Hex: The Complete First Season
‘Inside the World of Hex’ is an almost half hour behind the scenes featurette with the usual interviews with most of the main cast and series director Brian Grant. Although Grant’s commentary was slightly uneven on the pilot episode, he is clearly more comfortable being interviewed. His interview segments provide much of the background information in this featurette with topics ranging from the conception of the show, casting of the actors to the behind the scenes antics of the crew. This is an above average behind the scenes featurette. It's certainly clear that everyone had a lot fun making the series, but a little more history about the development of the series would have been appreciated.

Despite its slow pace and obviously plot holes, I became very drawn into Hex almost immediately. It certainly has its problems, but the strength of show is drawn from its luxurious cinematography and the appeal of two of the main characters, Thelma and Azazeal.
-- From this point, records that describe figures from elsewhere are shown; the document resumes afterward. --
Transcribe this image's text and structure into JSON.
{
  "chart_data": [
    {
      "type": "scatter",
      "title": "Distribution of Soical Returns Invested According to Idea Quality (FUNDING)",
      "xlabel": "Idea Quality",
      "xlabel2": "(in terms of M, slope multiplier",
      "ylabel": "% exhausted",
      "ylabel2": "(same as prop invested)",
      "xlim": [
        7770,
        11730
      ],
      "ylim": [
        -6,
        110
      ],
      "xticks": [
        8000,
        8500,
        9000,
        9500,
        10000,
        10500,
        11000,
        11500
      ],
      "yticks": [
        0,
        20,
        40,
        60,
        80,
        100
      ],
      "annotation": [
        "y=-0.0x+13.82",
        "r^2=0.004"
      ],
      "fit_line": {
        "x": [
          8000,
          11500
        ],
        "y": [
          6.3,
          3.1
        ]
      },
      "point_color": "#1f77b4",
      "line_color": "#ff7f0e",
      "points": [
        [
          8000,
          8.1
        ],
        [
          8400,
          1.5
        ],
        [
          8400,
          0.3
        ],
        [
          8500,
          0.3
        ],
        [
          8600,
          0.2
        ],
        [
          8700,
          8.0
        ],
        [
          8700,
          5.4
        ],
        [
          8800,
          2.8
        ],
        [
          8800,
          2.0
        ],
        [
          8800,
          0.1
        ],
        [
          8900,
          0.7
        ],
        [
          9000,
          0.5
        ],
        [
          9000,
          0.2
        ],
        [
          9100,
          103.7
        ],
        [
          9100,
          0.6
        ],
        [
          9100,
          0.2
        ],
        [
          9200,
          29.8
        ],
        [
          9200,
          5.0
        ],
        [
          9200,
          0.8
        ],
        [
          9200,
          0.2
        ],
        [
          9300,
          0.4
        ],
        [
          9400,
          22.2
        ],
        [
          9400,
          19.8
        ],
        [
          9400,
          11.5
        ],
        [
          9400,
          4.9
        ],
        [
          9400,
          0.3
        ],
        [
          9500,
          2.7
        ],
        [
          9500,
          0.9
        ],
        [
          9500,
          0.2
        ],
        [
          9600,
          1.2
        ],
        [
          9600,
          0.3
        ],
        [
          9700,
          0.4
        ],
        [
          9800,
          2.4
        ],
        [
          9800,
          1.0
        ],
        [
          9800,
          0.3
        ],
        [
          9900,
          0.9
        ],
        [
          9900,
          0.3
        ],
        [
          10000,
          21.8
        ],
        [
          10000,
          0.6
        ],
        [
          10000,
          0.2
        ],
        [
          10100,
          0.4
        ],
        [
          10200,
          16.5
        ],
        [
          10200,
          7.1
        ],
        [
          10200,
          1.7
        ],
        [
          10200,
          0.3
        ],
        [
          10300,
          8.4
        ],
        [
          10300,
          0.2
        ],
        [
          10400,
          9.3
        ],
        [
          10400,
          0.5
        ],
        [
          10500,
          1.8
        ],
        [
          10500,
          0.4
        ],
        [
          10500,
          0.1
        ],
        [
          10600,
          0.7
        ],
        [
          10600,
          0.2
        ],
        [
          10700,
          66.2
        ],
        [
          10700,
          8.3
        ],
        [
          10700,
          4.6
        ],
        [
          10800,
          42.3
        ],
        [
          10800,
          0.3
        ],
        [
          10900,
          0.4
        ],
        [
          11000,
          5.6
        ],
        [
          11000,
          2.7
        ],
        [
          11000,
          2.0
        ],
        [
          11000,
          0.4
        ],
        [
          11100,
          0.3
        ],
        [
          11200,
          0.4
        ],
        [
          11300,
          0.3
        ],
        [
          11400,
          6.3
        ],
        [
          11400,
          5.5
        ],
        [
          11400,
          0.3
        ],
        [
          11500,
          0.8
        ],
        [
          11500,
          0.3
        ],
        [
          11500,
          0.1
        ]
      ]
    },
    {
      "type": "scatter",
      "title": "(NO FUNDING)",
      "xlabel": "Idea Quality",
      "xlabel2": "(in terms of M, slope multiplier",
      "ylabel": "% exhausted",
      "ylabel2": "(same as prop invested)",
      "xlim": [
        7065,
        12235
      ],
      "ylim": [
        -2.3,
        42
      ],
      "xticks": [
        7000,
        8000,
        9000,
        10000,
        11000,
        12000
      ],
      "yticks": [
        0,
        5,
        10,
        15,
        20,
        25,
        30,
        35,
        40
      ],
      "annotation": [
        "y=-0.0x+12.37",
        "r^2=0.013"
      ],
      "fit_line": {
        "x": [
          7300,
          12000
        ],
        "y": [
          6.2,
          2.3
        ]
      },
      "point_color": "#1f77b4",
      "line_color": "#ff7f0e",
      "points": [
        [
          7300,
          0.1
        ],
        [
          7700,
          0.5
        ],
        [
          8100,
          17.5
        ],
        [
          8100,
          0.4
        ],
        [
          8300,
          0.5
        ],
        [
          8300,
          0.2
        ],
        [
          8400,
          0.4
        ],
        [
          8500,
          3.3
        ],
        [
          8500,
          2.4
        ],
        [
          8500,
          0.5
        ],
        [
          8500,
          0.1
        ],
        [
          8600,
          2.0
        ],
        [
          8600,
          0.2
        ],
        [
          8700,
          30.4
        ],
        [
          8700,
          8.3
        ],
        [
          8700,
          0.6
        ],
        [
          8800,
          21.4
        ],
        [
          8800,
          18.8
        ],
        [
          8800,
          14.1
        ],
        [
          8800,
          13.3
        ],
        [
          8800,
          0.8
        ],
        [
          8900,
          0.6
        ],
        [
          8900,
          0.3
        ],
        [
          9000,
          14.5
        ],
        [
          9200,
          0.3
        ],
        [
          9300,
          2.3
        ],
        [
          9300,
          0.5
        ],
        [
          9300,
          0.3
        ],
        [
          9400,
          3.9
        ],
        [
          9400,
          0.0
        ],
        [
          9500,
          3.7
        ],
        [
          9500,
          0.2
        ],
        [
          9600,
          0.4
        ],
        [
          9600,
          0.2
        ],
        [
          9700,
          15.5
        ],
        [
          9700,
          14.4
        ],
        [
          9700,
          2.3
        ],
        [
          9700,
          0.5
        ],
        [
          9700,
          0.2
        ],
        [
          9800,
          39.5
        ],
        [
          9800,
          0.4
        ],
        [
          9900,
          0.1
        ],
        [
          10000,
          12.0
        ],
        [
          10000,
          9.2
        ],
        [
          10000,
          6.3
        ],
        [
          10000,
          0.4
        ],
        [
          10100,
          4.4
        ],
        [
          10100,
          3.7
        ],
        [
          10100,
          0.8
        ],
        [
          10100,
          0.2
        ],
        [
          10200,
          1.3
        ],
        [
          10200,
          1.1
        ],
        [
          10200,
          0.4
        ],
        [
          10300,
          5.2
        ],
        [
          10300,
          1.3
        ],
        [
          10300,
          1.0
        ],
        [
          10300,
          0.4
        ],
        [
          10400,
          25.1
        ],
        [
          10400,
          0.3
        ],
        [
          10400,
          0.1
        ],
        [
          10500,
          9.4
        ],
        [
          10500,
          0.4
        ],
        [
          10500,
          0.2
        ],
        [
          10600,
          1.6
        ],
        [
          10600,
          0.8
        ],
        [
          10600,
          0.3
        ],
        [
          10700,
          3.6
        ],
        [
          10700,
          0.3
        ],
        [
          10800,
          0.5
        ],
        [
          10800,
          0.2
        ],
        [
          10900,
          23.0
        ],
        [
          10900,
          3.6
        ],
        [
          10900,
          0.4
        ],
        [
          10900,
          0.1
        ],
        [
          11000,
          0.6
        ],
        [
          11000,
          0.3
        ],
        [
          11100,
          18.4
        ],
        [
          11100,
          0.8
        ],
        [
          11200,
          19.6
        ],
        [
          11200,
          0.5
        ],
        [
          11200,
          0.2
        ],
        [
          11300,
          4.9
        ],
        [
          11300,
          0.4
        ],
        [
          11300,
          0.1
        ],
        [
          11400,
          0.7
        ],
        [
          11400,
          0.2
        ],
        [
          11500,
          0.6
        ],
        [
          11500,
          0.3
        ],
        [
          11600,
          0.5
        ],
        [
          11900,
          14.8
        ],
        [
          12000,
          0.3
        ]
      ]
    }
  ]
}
And I have to admit to being very bewitched by the talents of Michael Fassbender, who is really the only reason Hex appeared on my radar. Unlike a lot of the world I am not a Buffy fan. I have watched episodes and I appreciate that it’s well written and well acted show, but it was never a show I really got into, mainly due to my instant dislike of the central character. As I said, this short first season of Hex sets up an interesting premise and demonstrates major potential for becoming a long running series. But unfortunately, the second season quashed all the potential with the exits of central characters and the continued weakening of the show’s mythology.